The posterior talofibular ligament (PTFL) originates from the posterior edge of the lateral malleolus and attaches to the posterior surface of the talus. PTMS stabilizes the ankle and subtalar joints. Damage to the TMJ is rare, usually only with dislocations or gross subluxations in the ankle joint.
The anterior inferior tibiofibular ligament is damaged by the so-called. “high ligament damage” of the ankle joint. This ligament is located on the anterior outer surface of the ankle joint and is involved in stabilizing the fork formed by the tibia. Damage to this ligament occurs when the foot is fixed on the ground and rotated externally.
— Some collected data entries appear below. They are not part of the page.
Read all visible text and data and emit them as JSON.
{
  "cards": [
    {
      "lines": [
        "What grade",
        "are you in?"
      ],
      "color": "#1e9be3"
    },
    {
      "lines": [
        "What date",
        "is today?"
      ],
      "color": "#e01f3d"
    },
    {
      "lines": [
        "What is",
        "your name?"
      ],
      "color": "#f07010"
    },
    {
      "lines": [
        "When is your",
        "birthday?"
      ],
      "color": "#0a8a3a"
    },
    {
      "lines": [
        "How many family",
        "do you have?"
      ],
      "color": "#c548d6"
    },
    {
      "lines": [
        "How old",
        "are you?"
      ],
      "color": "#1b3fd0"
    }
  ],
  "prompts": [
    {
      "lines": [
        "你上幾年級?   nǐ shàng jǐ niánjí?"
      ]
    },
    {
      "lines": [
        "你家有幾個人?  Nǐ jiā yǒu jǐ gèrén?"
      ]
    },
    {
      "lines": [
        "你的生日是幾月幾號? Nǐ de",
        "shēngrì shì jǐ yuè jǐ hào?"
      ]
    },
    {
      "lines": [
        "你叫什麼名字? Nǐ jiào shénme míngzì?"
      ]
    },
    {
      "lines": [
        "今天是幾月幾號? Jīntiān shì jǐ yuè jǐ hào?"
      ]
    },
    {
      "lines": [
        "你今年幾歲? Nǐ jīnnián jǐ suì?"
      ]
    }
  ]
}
After this ligament heals, a rough scar may form on the anterior outer surface of the ankle joint, which can cause impingement.
Rice. Anterior inferior tibiofibular ligament
The interosseous membrane is formed by strong fibrous tissue that connects the shin bones to each other. With certain types of injuries, the interosseous membrane can be damaged along with the anterior and posterior tibiofibular ligaments, as a result of which the tibia bones diverge, the so-called. diastasis and the ankle joint becomes unstable.
The tibiofibular ligaments and interosseous membrane are collectively called the tibiofibular syndesmosis.